Overnight Oats – The Ultimate Fall Make-Ahead Breakfast

Prep Time: 10 minutes (no cooking required)

Ingredients (for 1 serving):

  • ½ cup rolled oats (use certified gluten-free oats for the gluten-free version)
  • ¾ cup almond milk or any milk of your choice (coconut or oat milk works great)
  • 1 tbsp chia seeds
  • 1 tbsp pure maple syrup (or honey for extra sweetness)
  • ¼ tsp ground cinnamon
  • A pinch of nutmeg
  • A pinch of ground cloves (optional)
  • ¼ cup pumpkin purée (unsweetened)
  • 1 tbsp chopped walnuts or hazelnuts
  • 1 tbsp pumpkin seeds (optional, for crunch)
  • Fresh fruit for topping (sliced apples, pears, or berries)

Instructions:

  1. In a bowl or a jar with a lid, mix together the oats, chia seeds, cinnamon, nutmeg, and cloves.
  2. Add the almond milk, maple syrup, and pumpkin purée.

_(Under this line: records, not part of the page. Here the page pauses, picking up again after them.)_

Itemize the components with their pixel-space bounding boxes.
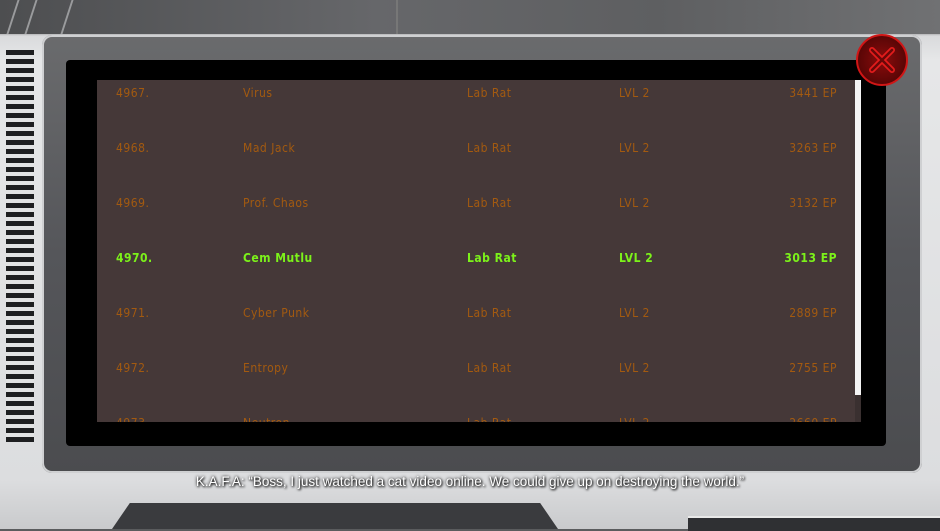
ep-cell: 3263 EP — [789, 141, 837, 155]
rank-cell: 4967. — [116, 86, 150, 100]
desk-console — [112, 503, 558, 529]
title-cell: Lab Rat — [467, 86, 512, 100]
title-cell: Lab Rat — [467, 251, 517, 265]
player-name-cell: Cyber Punk — [243, 306, 310, 320]
title-cell: Lab Rat — [467, 196, 512, 210]
leaderboard-row: 4973. Neutron Lab Rat LVL 2 2660 EP — [97, 414, 837, 422]
desk-console — [688, 516, 940, 531]
ep-cell: 2755 EP — [789, 361, 837, 375]
rank-cell: 4968. — [116, 141, 150, 155]
title-cell: Lab Rat — [467, 361, 512, 375]
rank-cell: 4970. — [116, 251, 153, 265]
wall-seam — [6, 0, 20, 34]
close-button[interactable] — [856, 34, 908, 86]
leaderboard-list[interactable]: 4967. Virus Lab Rat LVL 2 3441 EP 4968. Mad Ja… — [97, 80, 861, 422]
ep-cell: 3441 EP — [789, 86, 837, 100]
leaderboard-row: 4972. Entropy Lab Rat LVL 2 2755 EP — [97, 359, 837, 379]
ep-cell: 3132 EP — [789, 196, 837, 210]
leaderboard-row: 4971. Cyber Punk Lab Rat LVL 2 2889 EP — [97, 304, 837, 324]
level-cell: LVL 2 — [619, 416, 650, 422]
wall-seam — [396, 0, 398, 34]
player-name-cell: Mad Jack — [243, 141, 296, 155]
title-cell: Lab Rat — [467, 141, 512, 155]
leaderboard-row: 4967. Virus Lab Rat LVL 2 3441 EP — [97, 84, 837, 104]
dialogue-subtitle: K.A.F.A: “Boss, I just watched a cat vid… — [195, 474, 745, 489]
scrollbar-thumb[interactable] — [855, 80, 861, 395]
title-cell: Lab Rat — [467, 306, 512, 320]
scrollbar[interactable] — [855, 80, 861, 422]
background-wall — [0, 0, 940, 34]
ep-cell: 2660 EP — [789, 416, 837, 422]
player-name-cell: Cem Mutlu — [243, 251, 313, 265]
rank-cell: 4973. — [116, 416, 149, 422]
leaderboard-row-current-player: 4970. Cem Mutlu Lab Rat LVL 2 3013 EP — [97, 249, 837, 269]
close-x-icon — [869, 47, 895, 73]
ep-cell: 3013 EP — [784, 251, 837, 265]
title-cell: Lab Rat — [467, 416, 512, 422]
leaderboard-row: 4969. Prof. Chaos Lab Rat LVL 2 3132 EP — [97, 194, 837, 214]
wall-seam — [24, 0, 38, 34]
wall-seam — [60, 0, 74, 34]
rank-cell: 4969. — [116, 196, 150, 210]
player-name-cell: Entropy — [243, 361, 289, 375]
level-cell: LVL 2 — [619, 306, 650, 320]
ep-cell: 2889 EP — [789, 306, 837, 320]
level-cell: LVL 2 — [619, 86, 650, 100]
leaderboard-row: 4968. Mad Jack Lab Rat LVL 2 3263 EP — [97, 139, 837, 159]
level-cell: LVL 2 — [619, 361, 650, 375]
wall-vent — [6, 50, 34, 442]
rank-cell: 4971. — [116, 306, 150, 320]
level-cell: LVL 2 — [619, 141, 650, 155]
player-name-cell: Virus — [243, 86, 273, 100]
player-name-cell: Neutron — [243, 416, 290, 422]
level-cell: LVL 2 — [619, 251, 654, 265]
level-cell: LVL 2 — [619, 196, 650, 210]
player-name-cell: Prof. Chaos — [243, 196, 309, 210]
rank-cell: 4972. — [116, 361, 150, 375]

Stir well to combine.
  3. Seal the jar or cover the bowl and refrigerate overnight (or at least 4 hours).
  4. In the morning, give it a good stir and top with fresh fruit, nuts, and pumpkin seeds for extra texture.

Gluten-Free Variation:

  • Be sure to use certified gluten-free oats.
  • You can also add plain lactose-free yogurt for extra creaminess, or a plant-based yogurt for a dairy-free option.

Tips:

  • Customize with extra spices like ginger or cardamom, or add superfoods like flaxseeds or a scoop of plant-based protein powder.
  • Switch up the toppings according to the season: apples and pears are great in the fall. Add a splash of vanilla extract for a softer flavor.

This recipe is a great balance of nutrition, flavor, and convenience. Perfect for fall and packed with seasonal flavors that remind you of Halloween and Thanksgiving!